Successful week of talks in Bonn looks towards finalising ‘dynamic’ climate deal in 2015
Consensus that agreement must be able to adapt to emerging science on climate
UN climate chief Christiana Figueres: “Little time remains to take concerted action in order to prevent global average temperatures rising over 2 degrees Celsius.” Photograph: Reuters/Mike Hutchings
The global agreement to combat climate change due to be concluded in 2015 is now likely to include a “dynamic” element that would allow new scientific evidence to be taken on board as time passes.
At the end of a week-long round of talks in Bonn, UN climate chief Christiana Figueres said it was still unclear how this racheting mechanism would be achieved, but the process needed to “match the clarity” of science.
“Atmospheric greenhouse gas concentrations will soon pass the 400 parts per million threshold – a dangerously high level – so little time remains to take concerted action in order to prevent global average temperatures rising over 2 degrees Celsius.”
After what she described as a “very productive week, with a very positive and constructive tone”, she said there was “common ground that the agreement in 2015 cannot be cast in stone”, but rather needed to “bring on board the emerging science”.
‘Just the start’
Ireland’s David Walsh, speaking on behalf of the EU, agreed the talks had exhibited “a high level of engagement and general convergence of ideas”, but it was “just the start” of a process that would need more work on the “core elements” of a deal in 2015.
Co-chairs Jayant Moreshver Mauskar, of India, and Norway’s Harald Dovland said in a joint statement that they were “heartened” by the talks. “But we have limited time to have a draft negotiating text ready and available in less than two years from now.”
Climate Action Network International (Cani) also welcomed a “new, positive dynamic” emerging from the the talks, particularly in terms of equity and fairness, but urged world leaders to “ensure that the 2015 climate plan is robust enough to save the planet”.
Mohamed Adow, of Christian Aid, said “previous silence on the issue of fairness had threatened to derail progress in the negotiations, but by beginning to openly tackle the problem now, confidence has been boosted among developing countries ”.
Show me the money
But Tracy Carty, of Oxfam, warned that climate finance for poorer countries could be a deal-breaker.
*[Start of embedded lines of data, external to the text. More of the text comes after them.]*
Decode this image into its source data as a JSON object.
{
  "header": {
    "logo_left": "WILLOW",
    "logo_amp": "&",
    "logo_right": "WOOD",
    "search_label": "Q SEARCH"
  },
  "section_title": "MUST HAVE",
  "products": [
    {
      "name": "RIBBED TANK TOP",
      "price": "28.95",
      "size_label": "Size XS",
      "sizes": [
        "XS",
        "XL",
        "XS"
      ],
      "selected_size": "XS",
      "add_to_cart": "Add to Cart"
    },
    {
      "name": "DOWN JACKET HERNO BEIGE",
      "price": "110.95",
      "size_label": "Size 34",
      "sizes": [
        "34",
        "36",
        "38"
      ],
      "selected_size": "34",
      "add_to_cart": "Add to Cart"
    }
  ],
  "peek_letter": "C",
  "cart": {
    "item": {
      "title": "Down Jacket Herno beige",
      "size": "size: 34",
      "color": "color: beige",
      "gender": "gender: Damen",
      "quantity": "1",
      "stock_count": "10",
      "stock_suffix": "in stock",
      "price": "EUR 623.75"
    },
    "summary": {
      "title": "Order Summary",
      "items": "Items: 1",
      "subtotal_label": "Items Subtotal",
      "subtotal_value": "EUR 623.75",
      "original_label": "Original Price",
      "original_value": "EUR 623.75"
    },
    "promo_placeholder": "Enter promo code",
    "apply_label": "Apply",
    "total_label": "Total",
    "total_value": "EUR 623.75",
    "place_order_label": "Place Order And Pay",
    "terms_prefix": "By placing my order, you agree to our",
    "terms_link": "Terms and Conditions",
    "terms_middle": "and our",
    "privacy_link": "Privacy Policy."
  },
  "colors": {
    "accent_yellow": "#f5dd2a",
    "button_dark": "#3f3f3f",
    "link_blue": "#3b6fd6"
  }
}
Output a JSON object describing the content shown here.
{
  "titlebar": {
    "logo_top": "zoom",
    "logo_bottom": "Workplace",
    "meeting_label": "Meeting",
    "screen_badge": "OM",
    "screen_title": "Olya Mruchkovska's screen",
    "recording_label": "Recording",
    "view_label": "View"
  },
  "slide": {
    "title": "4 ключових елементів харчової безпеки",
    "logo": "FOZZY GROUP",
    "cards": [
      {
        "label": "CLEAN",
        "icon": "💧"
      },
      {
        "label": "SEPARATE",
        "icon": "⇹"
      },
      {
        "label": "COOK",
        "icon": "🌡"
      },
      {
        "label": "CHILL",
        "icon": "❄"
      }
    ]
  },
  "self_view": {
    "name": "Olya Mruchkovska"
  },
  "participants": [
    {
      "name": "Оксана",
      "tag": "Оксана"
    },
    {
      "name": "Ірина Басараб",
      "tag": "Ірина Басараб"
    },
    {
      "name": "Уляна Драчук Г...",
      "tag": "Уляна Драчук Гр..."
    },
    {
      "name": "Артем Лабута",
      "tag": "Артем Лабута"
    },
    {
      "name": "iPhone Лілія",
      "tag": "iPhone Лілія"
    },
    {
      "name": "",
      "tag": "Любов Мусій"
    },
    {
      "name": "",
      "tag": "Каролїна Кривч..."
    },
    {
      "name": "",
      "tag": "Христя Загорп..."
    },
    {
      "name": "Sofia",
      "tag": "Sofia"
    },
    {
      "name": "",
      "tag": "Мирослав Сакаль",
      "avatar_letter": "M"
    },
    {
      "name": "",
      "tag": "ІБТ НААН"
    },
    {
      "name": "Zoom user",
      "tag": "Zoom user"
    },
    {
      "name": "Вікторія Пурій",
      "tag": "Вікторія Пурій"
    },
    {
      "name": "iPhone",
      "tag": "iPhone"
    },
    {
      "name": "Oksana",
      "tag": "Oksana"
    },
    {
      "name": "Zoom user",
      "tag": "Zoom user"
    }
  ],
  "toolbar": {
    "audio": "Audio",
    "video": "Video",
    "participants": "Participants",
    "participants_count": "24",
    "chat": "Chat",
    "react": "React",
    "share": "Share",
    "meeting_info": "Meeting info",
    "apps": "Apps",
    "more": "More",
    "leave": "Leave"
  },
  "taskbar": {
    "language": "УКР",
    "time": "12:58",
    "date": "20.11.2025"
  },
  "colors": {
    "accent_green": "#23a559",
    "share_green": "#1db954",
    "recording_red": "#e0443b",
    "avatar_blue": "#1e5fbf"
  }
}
“Despite the commitment to mobilise $100 billion per year by 2020, we have had no more clarity this week on who is providing what,” she said.
Cani’s Julie-Anne Richards urged delegates not to weaken the structure of a 2015 deal merely to ensure that the US was part of it.
“We need a plan that secures us all a fair and sustainable future, not one that appeals to the lowest common denominator ,” she said.
Meena Raman, of the Third World Network, said US proposals for a “do-what-you-like deregulated system where no country compares its climate goals to science, its responsibility or the rest of the world, would be laughable if it weren’t so frightening ”.
The ad hoc working group on the Durban Platform for Enhanced Action, or ADP, will reconvene in Bonn early next month for two weeks of solid negotiations – and Ms Figueres has invited some of the delegates to stay until then, instead of flying home.